We usually think of anger as a negative emotion. According to the Bible, the intemperate expression of rage (wrath) is considered to be a vice, one of the 7 Deadly Sins. However, at EvaSins, we believe that anger is a constructive and positive emotion that we should not be afraid to embrace. As long as they are used for the right purposes, all emotions can have their upsides.

It is true that sometimes when angry, we do stupid things. We lead ourselves to a self-destructive or negative behaviour without noticing the risks. Many of us are even trying to hide or repress it because sometimes it can be rather difficult to control. 

But when has a repressed emotion done any good to anyone?

We tend to forget that this emotion is never there without a reason. Imagine a world without anger, where there is no emotion to express how injustice feels. Expressing our anger is a way for us to present our frustrations to the wrongdoers (injustices, insults, disrespect, exploitation). 

Many are the mental health professionals who support the idea that anger can be helpful or even healthy. Just like all the other emotions, it has its purposes and it can be used for a good effect. When we use it in a constructive way (when it is not used to vent bad feelings), anger can consist of a way to resolve a problem. 

The physical and emotional stress that we feel when we are angry, is the force that motivates us to do something about it. Anger can give us the strength and the aggression that we need in order to overcome a stronger enemy or a hard situation.

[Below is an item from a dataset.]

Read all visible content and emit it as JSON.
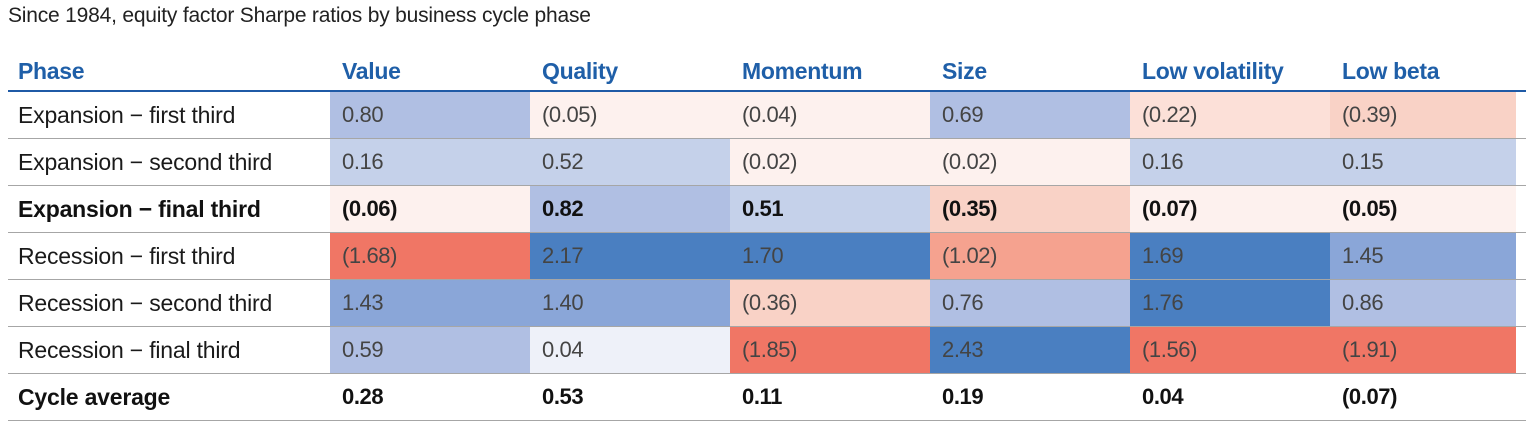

It empowers us and makes feel the need to be in control. Our angry emotions can provide the necessary information and self insight that will allow us to better engage with the situation. As a result, it will lead to the first step in negotiating a solution to the problem and be closer to our goal. 

Constructive anger is also associated with optimism and positivity. When we feel angry, we are more positive about our ability to change a situation. As a result, we begin to focus on what we are trying/hoping to achieve. 

The angry man is aiming at what he can attain, and the belief that you will attain your aim is pleasant.” —Aristotle

To conclude, the hardest part about practising constructive anger is being conscious of how we feel at the time when a situation causes us this particular emotion. The real challenge is not to repress our feelings but to channel that energy towards solutions.